Credit reporting agencies sometimes make mistakes on consumer credit reports. The Federal Trade Commission estimates that 16 percent of credit reports have errors. Some of these involve listing on-time payments as late. This can adversely affect your FICO credit score firm because your payment history accounts for 25 percent of your total score. The Fair Credit Reporting Act (FCRA) enables you to have those late payment reports removed from your credit report.
Review all of your credit reports to determine whether late payments are being reported. Equifax, Experian and TransUnion are independent agencies so the information on each report may differ. You are entitled to a free report annually from each if you request it from annualcreditreport.com.

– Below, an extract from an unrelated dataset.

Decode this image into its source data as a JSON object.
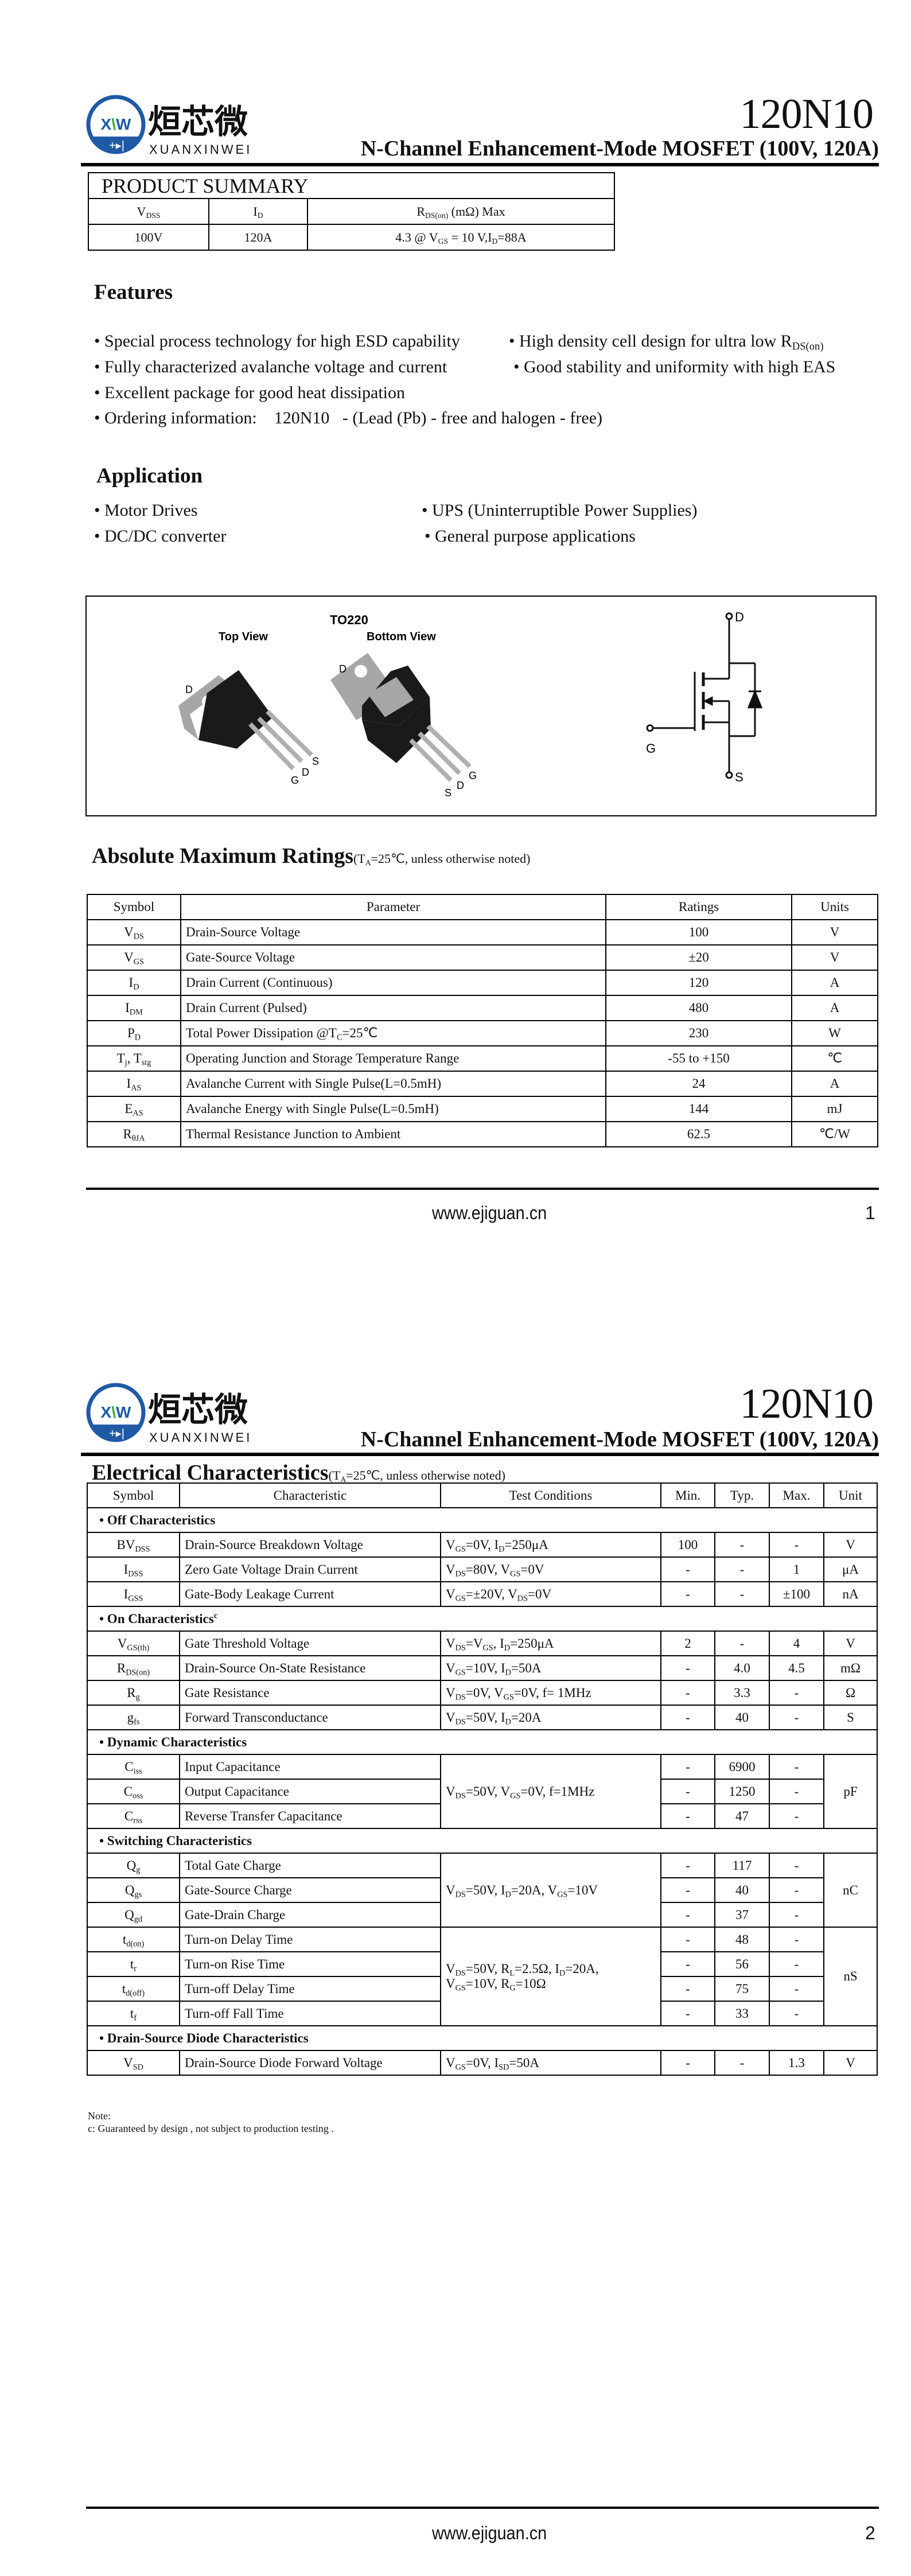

Compose a letter to each of the agencies that lists erroneous late payments on your report. The letter should state what is wrong with the current entry and explain how the information needs to be changed. Ask the agency to investigate and report its results to you within 30 days, which is required under the FCRA.
Print or photocopy as much evidence as possible to support the assertions in your letter. This can include credit card statements listing your payments as on time, canceled checks or money order receipts. Make a copy of the credit report, too, and circle the disputed items mentioned in your letter.
Mail the information using certified mail with a delivery receipt. Mailing addresses for the credit reporting agencies are available on their websites. The 30-day investigation period starts when the credit reporting agency receives your correspondence, according to the Federal Trade Commission.
Review the responses you receive from each agency to ensure that the erroneous late payment report was removed. The credit reporting agencies must contact your creditors within the 30-day period. The late payments must be taken off your reports if the creditors cannot prove they are accurate.
Tips and Warnings
- You may be able to remove a late payment from your credit reports even if you really did make it after the due date. Call your creditor if this is the first time you’ve been late. Ask if it will agree to report the payment on time, emphasizing that you are a good customer and that this was only a one-time occurrence. You may also be able to get it to waive any late charges if you are a good, long-time customer. Check your credit reports to make sure the company keeps its word.
- Do not dispute late payments that are being reported legitimately. Bills.com warns that credit reporting agencies can refuse to deal with disputes that appear to be frivolous.